Probabilistic QoS Metric Forecasting in Delay-Tolerant Networks Using Conditional Diffusion Models on Latent Dynamics
Enming Zhang, Zheng Liu, Yu Xiang, Yanwen Qu
TL;DR
This paper addresses QoS metric forecasting in Delay-Tolerant Networks by reframing the task as probabilistic multivariate time-series forecasting and introducing a conditional diffusion framework on latent temporal dynamics. The proposed DiffTCN framework integrates diffusion models with contextual subsequences via latent dynamics captured by temporal convolutional networks and Transformer-based embeddings to handle non-stationary and multi-modal data. Empirical results on a public latency dataset show that DiffTCN improves MSE, MAE, and CRPS over strong baselines, while providing more reliable forecast distributions. This work enables risk-aware QoS management in DTNs and opens avenues for handling out-of-distribution scenarios in dynamic networking environments.
Abstract
Active QoS metric prediction, commonly employed in the maintenance and operation of DTN, could enhance network performance regarding latency, throughput, energy consumption, and dependability.

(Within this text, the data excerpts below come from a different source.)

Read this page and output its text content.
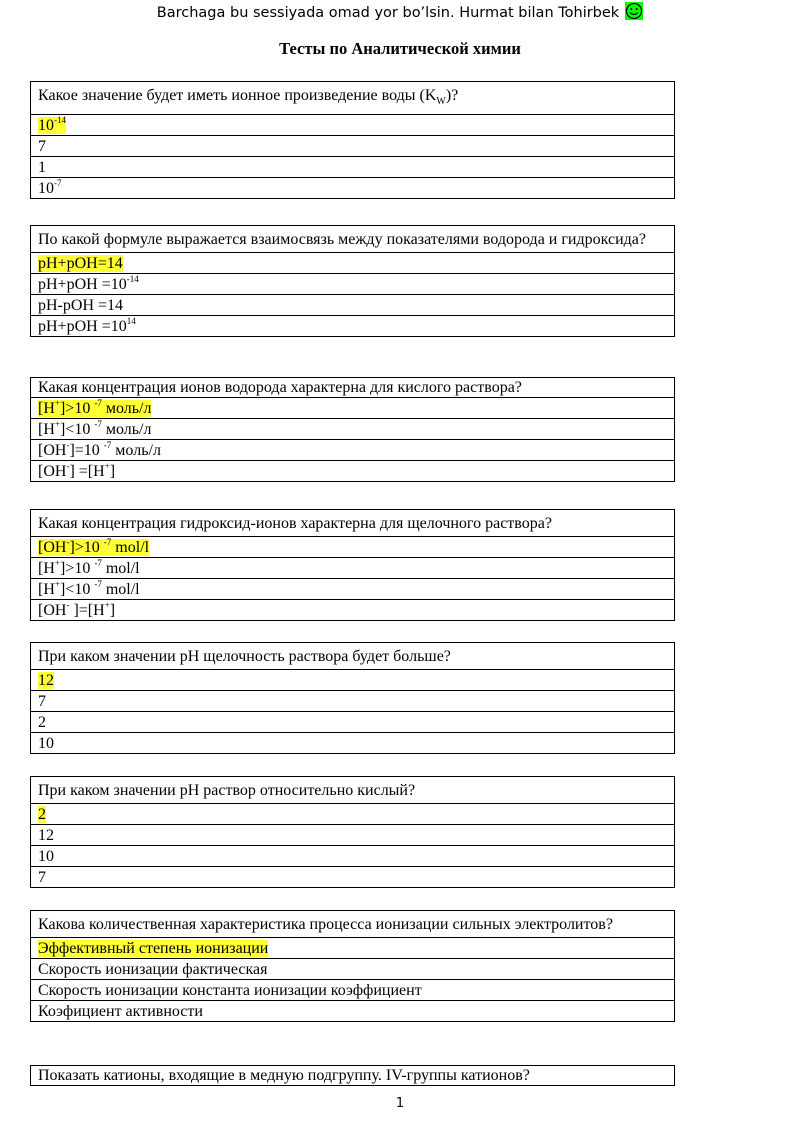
Barchaga bu sessiyada omad yor bo’lsin. Hurmat bilan Tohirbek
Тесты по Аналитической химии
Какое значение будет иметь ионное произведение воды $(K_W)$?
$10^{-14}$
7
1
$10^{-7}$
По какой формуле выражается взаимосвязь между показателями водорода и гидроксида?
pH+pOH=14
$pH+pOH =10^{-14}$
pH-pOH =14
$pH+pOH =10^{14}$
Какая концентрация ионов водорода характерна для кислого раствора?
[H+]>10 $^{-7}$ моль/л
[H+]<10 $^{-7}$ моль/л
[OH-]=10 $^{-7}$ моль/л
[OH-] =[H+]
Какая концентрация гидроксид-ионов характерна для щелочного раствора?
[OH-]>10 $^{-7}$ mol/l
[H+]>10 $^{-7}$ mol/l
[H+]<10 $^{-7}$ mol/l
[OH- ]=[H+]
При каком значении pH щелочность раствора будет больше?
12
7
2
10
При каком значении pH раствор относительно кислый?
2
12
10
7
Какова количественная характеристика процесса ионизации сильных электролитов?
Эффективный степень ионизации
Скорость ионизации фактическая
Скорость ионизации константа ионизации коэффициент
Коэфициент активности
Показать катионы, входящие в медную подгруппу. IV-группы катионов?
1
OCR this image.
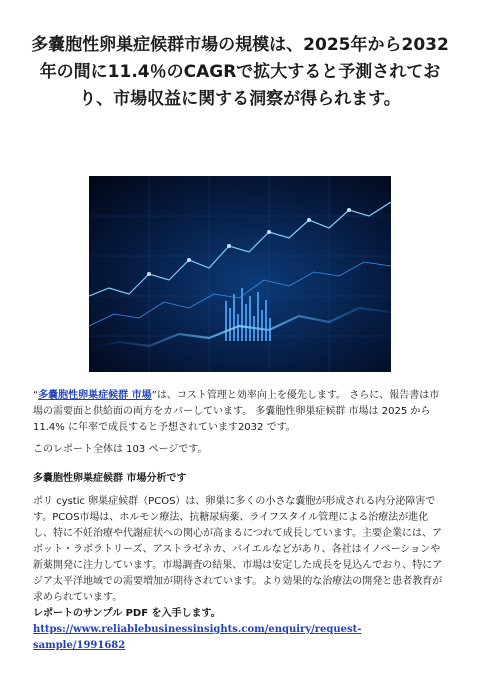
多嚢胞性卵巣症候群市場の規模は、2025年から2032年の間に11.4％のCAGRで拡大すると予測されており、市場収益に関する洞察が得られます。

“多嚢胞性卵巣症候群 市場”は、コスト管理と効率向上を優先します。 さらに、報告書は市場の需要面と供給面の両方をカバーしています。 多嚢胞性卵巣症候群 市場は 2025 から 11.4% に年率で成長すると予想されています2032 です。

このレポート全体は 103 ページです。

多嚢胞性卵巣症候群 市場分析です

ポリ cystic 卵巣症候群（PCOS）は、卵巣に多くの小さな嚢胞が形成される内分泌障害です。PCOS市場は、ホルモン療法、抗糖尿病薬、ライフスタイル管理による治療法が進化し、特に不妊治療や代謝症状への関心が高まるにつれて成長しています。主要企業には、アボット・ラボラトリーズ、アストラゼネカ、バイエルなどがあり、各社はイノベーションや新薬開発に注力しています。市場調査の結果、市場は安定した成長を見込んでおり、特にアジア太平洋地域での需要増加が期待されています。より効果的な治療法の開発と患者教育が求められています。

レポートのサンプル PDF を入手します。 https://www.reliablebusinessinsights.com/enquiry/request-sample/1991682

Naturally formulated as a multivariate time series forecasting problem, it attracts substantial research efforts. Traditional mean regression methods for time series forecasting cannot capture the data complexity adequately, resulting in deteriorated performance in operational tasks in DTNs such as routing. This paper formulates the prediction of QoS metrics in DTN as a probabilistic forecasting problem on multivariate time series, where one could quantify the uncertainty of forecasts by characterizing the distribution of these samples. The proposed approach hires diffusion models and incorporates the latent temporal dynamics of non-stationary and multi-mode data into them. Extensive experiments demonstrate the efficacy of the proposed approach by showing that it outperforms the popular probabilistic time series forecasting methods.